The Makerspace also holds multiple events each year for creative students to meet one another and enjoy crafting. 

During these events, attendees have the opportunity to make buttons and stickers, use any Makerspace machinery, craft blackout poetry and even create optical illusions called “thaumatropes” in which two images are spun together to appear to be the same picture.

“I love the events because we’ll have, like, sixty students in here,” Nagle said. “We have a variety of different activities for them, and the atmosphere is really fun, collaborative, laid-back and creative.”

Lori Chapin, Innovation Spaces Manager, has been with the Makerspace since before it opened, and has worked with the university library system since 2008. Her favorite part of the Makerspace is the new laser cutter and engraver, but she also enjoys the vinyl cutters.

“I love making stickers, t-shirts and tote bags,” Chapin said. “People get so excited when they see their stuff come out on a t-shirt, and it’s really rewarding to see people so happy.”

Chapin also enjoys the audiovisual (AV) studio, which she calls “underutilized;” it can be used to record podcasts, film videos and more. 

Students who book the room have full access to cameras, backdrops, teleprompters and lighting options, but a quick look at the reservations website only shows a few 2-hour slots reserved for the coming week.

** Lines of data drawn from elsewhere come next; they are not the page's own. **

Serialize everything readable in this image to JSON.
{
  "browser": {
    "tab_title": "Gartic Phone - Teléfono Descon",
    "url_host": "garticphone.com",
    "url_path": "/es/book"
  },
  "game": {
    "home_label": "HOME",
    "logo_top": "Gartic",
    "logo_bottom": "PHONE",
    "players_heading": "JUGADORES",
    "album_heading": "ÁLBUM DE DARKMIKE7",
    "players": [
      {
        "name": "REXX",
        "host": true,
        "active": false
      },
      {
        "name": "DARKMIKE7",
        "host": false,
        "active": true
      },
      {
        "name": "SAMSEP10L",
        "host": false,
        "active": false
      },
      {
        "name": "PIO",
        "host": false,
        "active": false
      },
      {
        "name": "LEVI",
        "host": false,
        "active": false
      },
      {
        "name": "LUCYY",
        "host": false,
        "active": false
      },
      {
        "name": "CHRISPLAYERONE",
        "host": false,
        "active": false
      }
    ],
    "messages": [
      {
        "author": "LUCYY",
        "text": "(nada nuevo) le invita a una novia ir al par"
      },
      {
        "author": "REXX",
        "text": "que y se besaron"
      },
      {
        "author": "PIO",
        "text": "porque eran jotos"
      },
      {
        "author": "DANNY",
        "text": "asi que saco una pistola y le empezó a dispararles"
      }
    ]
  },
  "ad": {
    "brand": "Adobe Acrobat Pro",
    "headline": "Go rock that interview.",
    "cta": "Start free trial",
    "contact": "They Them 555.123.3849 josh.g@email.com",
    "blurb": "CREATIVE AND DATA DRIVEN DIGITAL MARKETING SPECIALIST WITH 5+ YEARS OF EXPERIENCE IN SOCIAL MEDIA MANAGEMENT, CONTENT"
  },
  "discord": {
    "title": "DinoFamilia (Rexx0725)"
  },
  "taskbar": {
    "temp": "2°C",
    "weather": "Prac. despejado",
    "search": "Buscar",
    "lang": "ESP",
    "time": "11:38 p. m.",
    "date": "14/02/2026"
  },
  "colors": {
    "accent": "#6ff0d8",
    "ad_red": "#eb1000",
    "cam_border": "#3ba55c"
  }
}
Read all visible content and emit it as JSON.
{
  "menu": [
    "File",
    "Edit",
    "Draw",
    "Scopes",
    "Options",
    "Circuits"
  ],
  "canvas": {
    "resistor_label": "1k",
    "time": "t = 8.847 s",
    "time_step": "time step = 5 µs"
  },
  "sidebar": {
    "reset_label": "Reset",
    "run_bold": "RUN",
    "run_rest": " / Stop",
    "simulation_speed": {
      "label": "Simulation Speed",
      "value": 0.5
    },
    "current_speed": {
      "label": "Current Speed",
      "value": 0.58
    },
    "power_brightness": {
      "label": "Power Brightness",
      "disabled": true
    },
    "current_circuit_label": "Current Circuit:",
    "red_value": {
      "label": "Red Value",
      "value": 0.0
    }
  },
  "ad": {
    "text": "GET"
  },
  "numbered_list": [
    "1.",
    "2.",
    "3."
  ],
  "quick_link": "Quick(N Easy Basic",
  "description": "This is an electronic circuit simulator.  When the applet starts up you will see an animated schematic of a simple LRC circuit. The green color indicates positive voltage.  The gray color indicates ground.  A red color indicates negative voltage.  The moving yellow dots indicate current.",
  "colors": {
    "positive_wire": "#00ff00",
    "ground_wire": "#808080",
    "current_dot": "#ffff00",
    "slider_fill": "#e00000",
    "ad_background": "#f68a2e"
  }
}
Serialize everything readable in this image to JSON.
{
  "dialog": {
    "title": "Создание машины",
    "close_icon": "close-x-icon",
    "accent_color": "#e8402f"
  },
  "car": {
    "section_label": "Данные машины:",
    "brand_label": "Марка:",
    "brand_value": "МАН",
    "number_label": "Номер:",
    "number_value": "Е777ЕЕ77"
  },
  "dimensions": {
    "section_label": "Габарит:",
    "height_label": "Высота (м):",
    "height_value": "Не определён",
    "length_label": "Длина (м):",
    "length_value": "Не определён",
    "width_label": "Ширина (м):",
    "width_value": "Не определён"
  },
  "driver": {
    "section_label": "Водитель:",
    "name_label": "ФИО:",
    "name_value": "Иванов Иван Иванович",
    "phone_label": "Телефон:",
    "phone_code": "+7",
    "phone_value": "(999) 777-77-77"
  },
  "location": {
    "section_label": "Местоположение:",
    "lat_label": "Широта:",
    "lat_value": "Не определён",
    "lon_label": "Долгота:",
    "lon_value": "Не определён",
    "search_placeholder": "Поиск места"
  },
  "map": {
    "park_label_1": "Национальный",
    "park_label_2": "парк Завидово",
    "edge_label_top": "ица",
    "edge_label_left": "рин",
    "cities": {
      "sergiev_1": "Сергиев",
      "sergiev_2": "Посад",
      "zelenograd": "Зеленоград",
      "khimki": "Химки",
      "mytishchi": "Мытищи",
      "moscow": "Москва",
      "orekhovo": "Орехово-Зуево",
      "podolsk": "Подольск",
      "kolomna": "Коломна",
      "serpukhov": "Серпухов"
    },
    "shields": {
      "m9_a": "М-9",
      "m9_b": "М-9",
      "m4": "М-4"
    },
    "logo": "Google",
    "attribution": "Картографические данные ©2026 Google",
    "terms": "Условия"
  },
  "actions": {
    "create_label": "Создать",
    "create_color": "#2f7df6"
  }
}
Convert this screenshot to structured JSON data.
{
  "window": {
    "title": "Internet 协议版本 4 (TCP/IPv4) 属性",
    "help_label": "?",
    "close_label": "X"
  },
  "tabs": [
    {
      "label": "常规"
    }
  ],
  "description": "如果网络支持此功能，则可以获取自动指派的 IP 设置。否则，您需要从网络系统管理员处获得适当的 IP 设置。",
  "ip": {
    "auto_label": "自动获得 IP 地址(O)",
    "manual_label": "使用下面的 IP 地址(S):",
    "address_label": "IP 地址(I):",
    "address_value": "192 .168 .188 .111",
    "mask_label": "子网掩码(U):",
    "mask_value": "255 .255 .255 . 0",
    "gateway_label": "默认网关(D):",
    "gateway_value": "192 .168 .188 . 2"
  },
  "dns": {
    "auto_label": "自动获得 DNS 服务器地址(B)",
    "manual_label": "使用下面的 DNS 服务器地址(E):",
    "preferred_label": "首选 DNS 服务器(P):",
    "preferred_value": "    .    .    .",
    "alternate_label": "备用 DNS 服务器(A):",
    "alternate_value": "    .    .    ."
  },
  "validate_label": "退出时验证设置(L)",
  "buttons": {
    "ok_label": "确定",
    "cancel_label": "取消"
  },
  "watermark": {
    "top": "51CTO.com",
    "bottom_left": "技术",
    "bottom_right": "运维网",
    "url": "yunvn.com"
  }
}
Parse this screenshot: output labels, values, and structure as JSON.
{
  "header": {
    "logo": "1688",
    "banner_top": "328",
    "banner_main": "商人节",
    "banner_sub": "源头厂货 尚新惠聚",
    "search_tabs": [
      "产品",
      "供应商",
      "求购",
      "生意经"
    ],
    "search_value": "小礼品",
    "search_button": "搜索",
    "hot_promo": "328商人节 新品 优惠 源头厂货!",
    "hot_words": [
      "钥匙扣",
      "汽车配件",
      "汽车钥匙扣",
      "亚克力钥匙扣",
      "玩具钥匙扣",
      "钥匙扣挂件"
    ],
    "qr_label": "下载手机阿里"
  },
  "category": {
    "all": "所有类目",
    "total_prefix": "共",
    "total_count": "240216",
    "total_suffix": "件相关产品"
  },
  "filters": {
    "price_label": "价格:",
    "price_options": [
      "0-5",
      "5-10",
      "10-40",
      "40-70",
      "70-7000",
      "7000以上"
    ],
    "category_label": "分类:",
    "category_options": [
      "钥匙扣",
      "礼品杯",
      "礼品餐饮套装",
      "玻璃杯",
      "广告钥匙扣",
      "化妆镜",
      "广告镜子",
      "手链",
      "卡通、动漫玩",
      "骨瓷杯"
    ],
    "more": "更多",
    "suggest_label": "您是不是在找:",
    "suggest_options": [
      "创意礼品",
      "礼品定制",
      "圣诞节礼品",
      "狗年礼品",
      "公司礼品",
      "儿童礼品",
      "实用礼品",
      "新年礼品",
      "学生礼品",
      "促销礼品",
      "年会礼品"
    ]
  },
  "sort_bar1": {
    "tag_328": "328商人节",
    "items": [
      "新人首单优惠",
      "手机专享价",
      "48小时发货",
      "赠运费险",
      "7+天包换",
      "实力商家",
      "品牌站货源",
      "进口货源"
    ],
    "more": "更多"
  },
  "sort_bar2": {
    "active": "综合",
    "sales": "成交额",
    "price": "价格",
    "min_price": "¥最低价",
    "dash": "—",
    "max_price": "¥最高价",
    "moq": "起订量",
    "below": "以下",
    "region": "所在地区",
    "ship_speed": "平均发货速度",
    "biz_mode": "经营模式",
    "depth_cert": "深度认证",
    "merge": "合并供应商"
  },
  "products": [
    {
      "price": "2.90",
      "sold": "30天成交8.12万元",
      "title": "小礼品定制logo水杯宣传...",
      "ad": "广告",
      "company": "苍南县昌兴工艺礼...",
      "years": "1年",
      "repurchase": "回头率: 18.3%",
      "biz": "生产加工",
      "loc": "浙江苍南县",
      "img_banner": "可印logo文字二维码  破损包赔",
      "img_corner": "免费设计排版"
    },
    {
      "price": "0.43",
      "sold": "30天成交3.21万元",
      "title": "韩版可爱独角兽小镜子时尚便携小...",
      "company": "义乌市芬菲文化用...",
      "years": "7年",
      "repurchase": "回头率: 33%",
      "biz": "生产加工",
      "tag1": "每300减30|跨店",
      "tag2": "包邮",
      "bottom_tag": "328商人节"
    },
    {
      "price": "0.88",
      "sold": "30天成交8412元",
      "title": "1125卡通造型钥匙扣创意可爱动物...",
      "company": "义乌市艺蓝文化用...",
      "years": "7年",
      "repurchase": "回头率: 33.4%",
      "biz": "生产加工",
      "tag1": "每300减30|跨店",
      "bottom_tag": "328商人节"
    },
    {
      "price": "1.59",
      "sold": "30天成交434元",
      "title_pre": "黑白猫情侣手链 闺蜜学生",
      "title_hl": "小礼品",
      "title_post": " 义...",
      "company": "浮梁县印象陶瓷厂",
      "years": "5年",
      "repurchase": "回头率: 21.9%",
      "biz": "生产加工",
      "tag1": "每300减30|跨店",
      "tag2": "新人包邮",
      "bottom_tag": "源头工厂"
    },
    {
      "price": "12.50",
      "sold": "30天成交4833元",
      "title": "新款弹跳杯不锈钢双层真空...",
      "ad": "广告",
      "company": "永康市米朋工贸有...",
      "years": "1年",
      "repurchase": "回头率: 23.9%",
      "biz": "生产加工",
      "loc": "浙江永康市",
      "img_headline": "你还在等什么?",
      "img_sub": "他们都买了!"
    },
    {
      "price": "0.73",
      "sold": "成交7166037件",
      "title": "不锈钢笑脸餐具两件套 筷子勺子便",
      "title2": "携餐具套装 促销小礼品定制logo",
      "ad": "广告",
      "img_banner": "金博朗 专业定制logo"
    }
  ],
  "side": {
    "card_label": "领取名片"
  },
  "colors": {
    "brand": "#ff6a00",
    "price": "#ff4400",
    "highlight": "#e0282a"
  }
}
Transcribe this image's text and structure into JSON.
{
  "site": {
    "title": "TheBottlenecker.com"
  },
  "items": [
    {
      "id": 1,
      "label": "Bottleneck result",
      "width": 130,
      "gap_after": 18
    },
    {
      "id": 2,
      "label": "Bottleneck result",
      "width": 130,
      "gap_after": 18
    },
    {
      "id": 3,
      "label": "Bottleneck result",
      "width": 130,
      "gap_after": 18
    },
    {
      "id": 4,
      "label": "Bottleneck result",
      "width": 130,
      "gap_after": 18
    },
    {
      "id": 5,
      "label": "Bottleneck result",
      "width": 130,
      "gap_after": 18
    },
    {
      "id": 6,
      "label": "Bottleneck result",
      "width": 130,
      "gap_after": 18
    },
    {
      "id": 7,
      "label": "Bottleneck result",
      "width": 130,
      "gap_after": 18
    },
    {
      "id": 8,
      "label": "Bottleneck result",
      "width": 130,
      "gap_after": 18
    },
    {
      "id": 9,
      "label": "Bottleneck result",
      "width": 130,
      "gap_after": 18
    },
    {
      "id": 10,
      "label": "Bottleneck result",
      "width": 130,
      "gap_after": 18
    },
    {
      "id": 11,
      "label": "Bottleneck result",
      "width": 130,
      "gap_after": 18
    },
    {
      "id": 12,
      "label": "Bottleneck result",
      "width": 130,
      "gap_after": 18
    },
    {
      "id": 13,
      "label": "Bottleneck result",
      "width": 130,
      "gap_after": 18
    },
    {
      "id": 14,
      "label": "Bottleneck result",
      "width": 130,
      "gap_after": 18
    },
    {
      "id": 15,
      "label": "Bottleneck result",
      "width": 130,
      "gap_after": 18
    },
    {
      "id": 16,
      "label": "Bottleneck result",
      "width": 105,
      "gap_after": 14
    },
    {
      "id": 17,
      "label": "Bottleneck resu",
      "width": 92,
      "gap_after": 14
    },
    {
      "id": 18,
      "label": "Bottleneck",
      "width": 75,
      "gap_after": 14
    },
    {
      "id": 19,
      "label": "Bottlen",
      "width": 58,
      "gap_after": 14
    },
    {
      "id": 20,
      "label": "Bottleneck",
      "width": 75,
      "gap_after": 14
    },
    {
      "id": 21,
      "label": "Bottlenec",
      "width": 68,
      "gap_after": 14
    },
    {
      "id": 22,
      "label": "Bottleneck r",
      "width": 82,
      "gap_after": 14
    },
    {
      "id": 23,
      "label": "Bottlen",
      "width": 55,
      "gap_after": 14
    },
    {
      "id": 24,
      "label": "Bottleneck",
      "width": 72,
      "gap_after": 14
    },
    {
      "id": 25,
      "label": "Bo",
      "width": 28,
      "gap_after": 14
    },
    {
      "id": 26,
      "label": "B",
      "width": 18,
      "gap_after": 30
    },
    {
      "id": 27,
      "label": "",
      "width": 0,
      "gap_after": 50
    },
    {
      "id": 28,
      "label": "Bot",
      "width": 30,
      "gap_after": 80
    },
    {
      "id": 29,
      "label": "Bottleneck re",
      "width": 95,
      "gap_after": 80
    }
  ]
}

The other studio that the Makerspace has to offer is the virtual reality (VR) studio. Though online reservations are currently unavailable, Chapin hopes to generate campus outreach and help students experience VR for the first time.

“There’s something here for everyone,” Chapin said. “It is wonderful for classwork, there’s options to do just about anything and the experiential learning is so rewarding. We want you here. We want you to try it.”

The next Makerspace event is coming up soon. On Oct. 22, from 1 p.m. to 4 p.m., spooky season will take over during “Creepy Crawly Crafts,” which is returning from its popular 2019 debut

There is no better place to try thinking creatively than the Makerspace!